584 名前:麻布 ◆1F42ZK8k :02/05/30 23:14
静かな当直だった、文献を読みながら煙草をくゆらせていた。
「先生、一体運ばれてくるそうです」事務員から連絡が入った。
遺体は労働者風の男性だった、顔見知りの警官が少し情報をくれた。
「酔って橋の欄干から転落。目撃者もいて事件性は無いみたいです」
若い警官は調書を取りながら、所持品の検査をしているようだ。
男は頭部に外傷をおい、一見してそれが致命傷とわかった。
上着を脱がすと一枚の写真が内ポケットに入っていた、警官がそれを見ながら
話しかけてきた。
「きれいな人ですね、奥さんかな、この仏さん身元がわからなかったんですよ、
あれ、裏に電話番号がありますね」「ちょっと署に連絡してきます」
警官はパトカーまで行ったようだ、もう一人は先ほどから別室の電話口にいる。
「やれやれ、始まったばかりで小休止か」と剖検台の横にに腰をおろした。
何気なく遺体を見ると腹のところが妙に膨らんでいる事に気がついた、立ち上が
り触ってみると腹巻の中に何かあるようだった。
一万円の束だった。腹部を一周するように並んで巻きつけてあった。
「おーい○○君」と顔見知りの警官を呼んだが返事は無く電話口にもいなかった。
ドアをあけると、ずいぶん離れたパトカーの中で二人で無線に向かっているようだ。

心に風が吹いた・・・・あの金があったら?
全部で12束あった、考える間もなくディスクに入れてしまった。
解剖室の冷たい空間にいながら汗が流れた事に気がついた。
「すみません、先生。
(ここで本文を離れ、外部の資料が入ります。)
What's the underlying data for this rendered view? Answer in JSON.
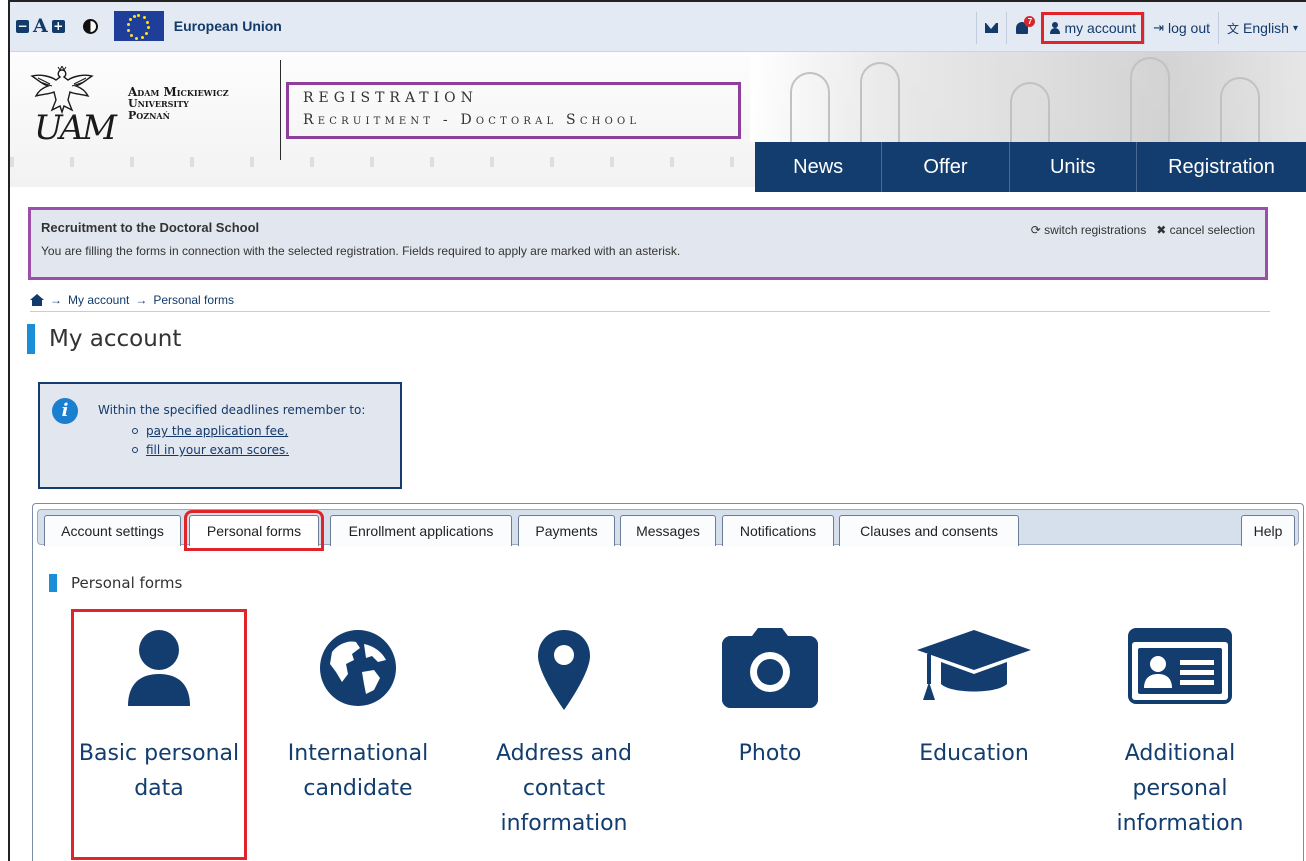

わかりました・・やはり該者の奥さんでした。夜遅かった
んですがすぐ向こうを立つそうです、遠いので明日午後になるそうです」

解剖は1時間足らずで終わった、死因は見立て通りの頭蓋結合離解骨折および、
頚椎骨折により即死と断定できた。冷たい汗は最後まで乾くことは無かった。
 
担当警官もよくある事故と位置付け調書のペンも早かった。
「先生ありがとうございました、それでは後処置をお願いしまして引き上げさせ
ていただきます」一礼するとパトカーに向けて去っていった。
私は処置を済ませ、霊安室に遺体を運び冷蔵庫のステンレスの重いドアを閉めた。

所轄から連絡が入ったのは翌日夕刻だった。
「先生、昨日はお疲れ様でした、仏さんの家族の方がみえたのでそちらに向かい
ますがお時間取れますでしょうか?」
警官に案内された、奥さんと思われる方に「このたびは残念なことで・・・」

遺体を確認してもらうとその女性はその場に泣き崩れてしまった。
しばらくして「間違いありません、主人です」そして静かに語り始めた
事業に失敗したこと・・そして・・必死で働き、必ずお前と子供を迎えに行く。
・・2日前に連絡があったんです、めどがついた。5年必死に働いた。今週末帰
ると、そして、祝いの酒を飲ましてほしいと」
最後は涙で聞き取れなかった。

その時、突然若い警官が声をあげて一歩後ろに引いた、眼は遺体を見ていた。
胸の上で合わせていた筈の手がだらりとストレッチャーから出て揺れていた。
そして、床に近いところで握られていた手が、ゆっくりと開かれつつあった。
お互い声も無くそれを見つめるしかなかった。
キラりと光りながらそれは床に落ち、無音の世界に「チャリン」と音を立てた。
白い紙もつづいて落ちてきた。

警官がそれを拾い、メモを見て一瞬にして顔色が変わった。「先生・・」

それは私のロッカーの鍵だった。「メモには・・私のお・・・・・」

私は動けなかった、そして視界の隅ある遺体の顔が笑ったように見えた。